Flat Orgs & Learning LO4654

GaltJohn22@aol.com
Sat, 6 Jan 1996 12:59:58 -0500

Replying to LO4588 --

In a message dated 96-01-06 01:55:02 EST, you write:

>However, if the flatter organization is
>combined with a communication structure which minimizes status and
>maximizes encouragement to share information, the opposite is true."

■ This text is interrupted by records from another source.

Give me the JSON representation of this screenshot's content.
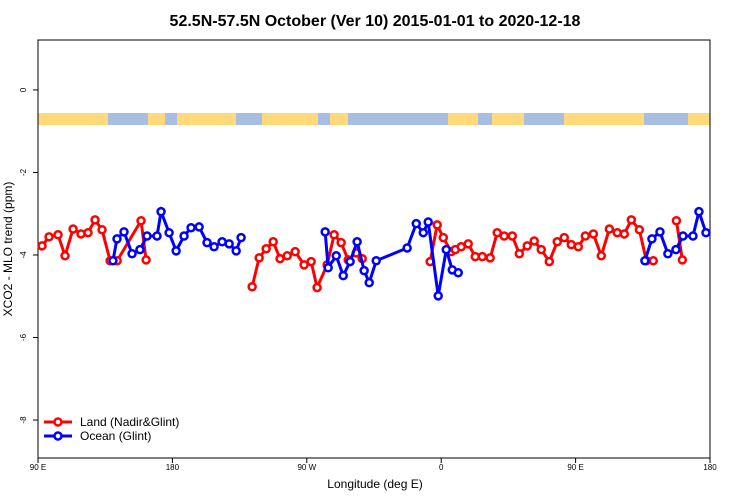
{
  "chart_data": {
    "type": "line",
    "title": "52.5N-57.5N October (Ver 10)   2015-01-01 to 2020-12-18",
    "x_label": "Longitude (deg E)",
    "y_label": "XCO2 - MLO trend (ppm)",
    "xlim": [
      90,
      540
    ],
    "ylim": [
      -8.92,
      1.21
    ],
    "xticks": [
      {
        "value": 90,
        "label": "90 E"
      },
      {
        "value": 180,
        "label": "180"
      },
      {
        "value": 270,
        "label": "90 W"
      },
      {
        "value": 360,
        "label": "0"
      },
      {
        "value": 450,
        "label": "90 E"
      },
      {
        "value": 540,
        "label": "180"
      }
    ],
    "yticks": [
      0,
      -2,
      -4,
      -6,
      -8
    ],
    "legend": "bottomleft",
    "series": [
      {
        "name": "Land (Nadir&Glint)",
        "color": "#ff0000",
        "x": [
          92.7,
          97.4,
          103.4,
          108.1,
          113.5,
          118.8,
          123.5,
          128.2,
          132.9,
          138.3,
          143,
          159,
          162.4,
          null,
          233.4,
          238.1,
          242.8,
          247.5,
          252.1,
          256.9,
          262.2,
          268.2,
          272.9,
          276.9,
          283.6,
          288.3,
          293,
          297.7,
          303.1,
          307.1,
          null,
          352.6,
          357.3,
          361.4,
          366.7,
          369.4,
          373.4,
          378.1,
          382.8,
          387.5,
          392.8,
          397.5,
          402.2,
          407.6,
          412.3,
          417.6,
          422.3,
          427,
          432.4,
          437.7,
          442.4,
          447.1,
          451.8,
          456.5,
          461.9,
          467.2,
          472.6,
          477.9,
          482.6,
          487.3,
          492.7,
          497.4,
          502,
          null,
          517.5,
          521.5
        ],
        "values": [
          -3.78,
          -3.56,
          -3.51,
          -4.02,
          -3.37,
          -3.49,
          -3.46,
          -3.15,
          -3.39,
          -4.14,
          -4.14,
          -3.17,
          -4.12,
          null,
          -4.77,
          -4.07,
          -3.85,
          -3.68,
          -4.09,
          -4.02,
          -3.92,
          -4.24,
          -4.16,
          -4.79,
          -4.24,
          -3.51,
          -3.7,
          -4.12,
          -3.95,
          -4.09,
          null,
          -4.16,
          -3.27,
          -3.58,
          -3.92,
          -3.87,
          -3.8,
          -3.73,
          -4.04,
          -4.04,
          -4.07,
          -3.46,
          -3.54,
          -3.54,
          -3.97,
          -3.78,
          -3.66,
          -3.87,
          -4.16,
          -3.68,
          -3.58,
          -3.75,
          -3.8,
          -3.54,
          -3.49,
          -4.02,
          -3.37,
          -3.46,
          -3.49,
          -3.15,
          -3.39,
          -4.14,
          -4.14,
          null,
          -3.17,
          -4.12
        ]
      },
      {
        "name": "Ocean (Glint)",
        "color": "#0000ff",
        "x": [
          140.2,
          142.9,
          147.6,
          153,
          158.3,
          163,
          169.7,
          172.4,
          177.8,
          182.5,
          187.8,
          192.5,
          197.9,
          203.2,
          207.9,
          213.3,
          218,
          222.7,
          226,
          null,
          282.3,
          284.3,
          289.7,
          294.4,
          299,
          303.7,
          308.4,
          311.8,
          316.5,
          337.2,
          343.3,
          348,
          351.3,
          358,
          363.4,
          367.4,
          371.4,
          null,
          496.4,
          501.1,
          506.5,
          511.8,
          517.2,
          521.9,
          528.6,
          532.6,
          537.3
        ],
        "values": [
          -4.14,
          -3.61,
          -3.44,
          -3.97,
          -3.87,
          -3.54,
          -3.54,
          -2.95,
          -3.46,
          -3.9,
          -3.54,
          -3.34,
          -3.32,
          -3.7,
          -3.8,
          -3.68,
          -3.73,
          -3.9,
          -3.58,
          null,
          -3.44,
          -4.31,
          -4.02,
          -4.5,
          -4.16,
          -3.68,
          -4.38,
          -4.67,
          -4.14,
          -3.83,
          -3.24,
          -3.46,
          -3.2,
          -4.99,
          -3.87,
          -4.36,
          -4.43,
          null,
          -4.14,
          -3.61,
          -3.44,
          -3.97,
          -3.87,
          -3.54,
          -3.54,
          -2.95,
          -3.46
        ]
      }
    ]
  }
}
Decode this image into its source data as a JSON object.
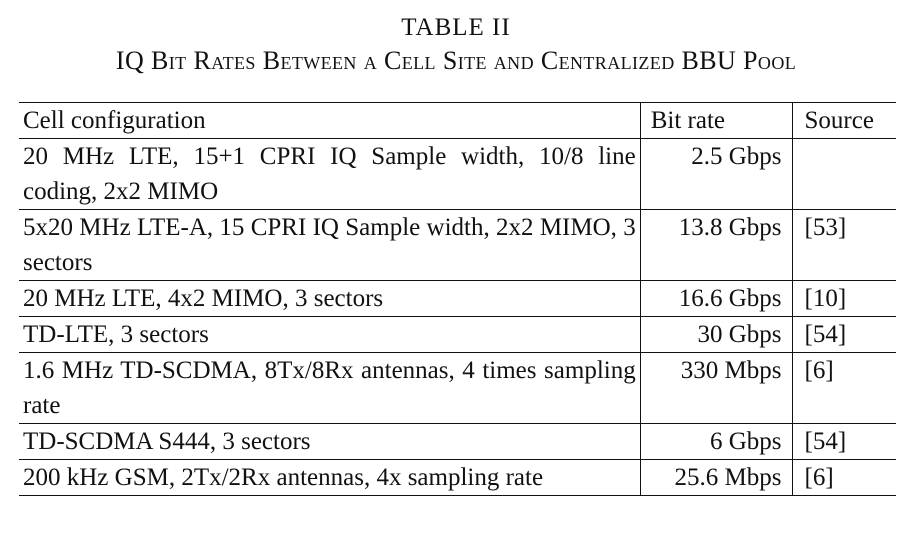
{
  "table": {
    "label": "TABLE II",
    "title": "IQ Bit Rates Between a Cell Site and Centralized BBU Pool",
    "headers": [
      "Cell configuration",
      "Bit rate",
      "Source"
    ],
    "rows": [
      {
        "config": "20 MHz LTE, 15+1 CPRI IQ Sample width, 10/8 line coding, 2x2 MIMO",
        "rate": "2.5 Gbps",
        "source": ""
      },
      {
        "config": "5x20 MHz LTE-A, 15 CPRI IQ Sample width, 2x2 MIMO, 3 sectors",
        "rate": "13.8 Gbps",
        "source": "[53]"
      },
      {
        "config": "20 MHz LTE, 4x2 MIMO, 3 sectors",
        "rate": "16.6 Gbps",
        "source": "[10]"
      },
      {
        "config": "TD-LTE, 3 sectors",
        "rate": "30 Gbps",
        "source": "[54]"
      },
      {
        "config": "1.6 MHz TD-SCDMA, 8Tx/8Rx antennas, 4 times sampling rate",
        "rate": "330 Mbps",
        "source": "[6]"
      },
      {
        "config": "TD-SCDMA S444, 3 sectors",
        "rate": "6 Gbps",
        "source": "[54]"
      },
      {
        "config": "200 kHz GSM, 2Tx/2Rx antennas, 4x sampling rate",
        "rate": "25.6 Mbps",
        "source": "[6]"
      }
    ]
  }
}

Somehow it would appear that this writer assumes that communication is
always good, not just flatness.

Communication is NOT *inherently* good. Hitler, as an extreme example,
was an excellent communicator.

A more contemporary and perhaps more acceptable example is communication
within a software organization. Up to a point, communication is VITAL,
but beyond that point, it is a drag on productivity. The why is simple:

Let us consider an arbitrary person A in a flat software engineering team.
Person A, to communicate an idea to Person B will require X minutes of a
finite day of 48X (I arbitrarily set X=10 so that we have a 480 minute
day, 10 minutes to communicate idea). B will want to communicate an idea
to A also, even as a critique of A's idea. This will also take X so 2X of
48X was spent communicating between two team members. As the number of
persons on the team rises one can quickly find 48X used in communication
and NONE used doing the work.

This is the most important reason why software teams larger than some
arguable number cannot produce software. In fact, IMHO, tho only reason
the number is arguable is that larger teams with a SHARED VISION *can*
produce viable software systems - precisely *because* they can spend
*less* time communicating.

This function of Diminishing Return on Communication (Let's call it DRC
and look highly official) is true of any organization.

In software, its just easier to see the failure and impossible to cover it
up. The software works or it doesn't.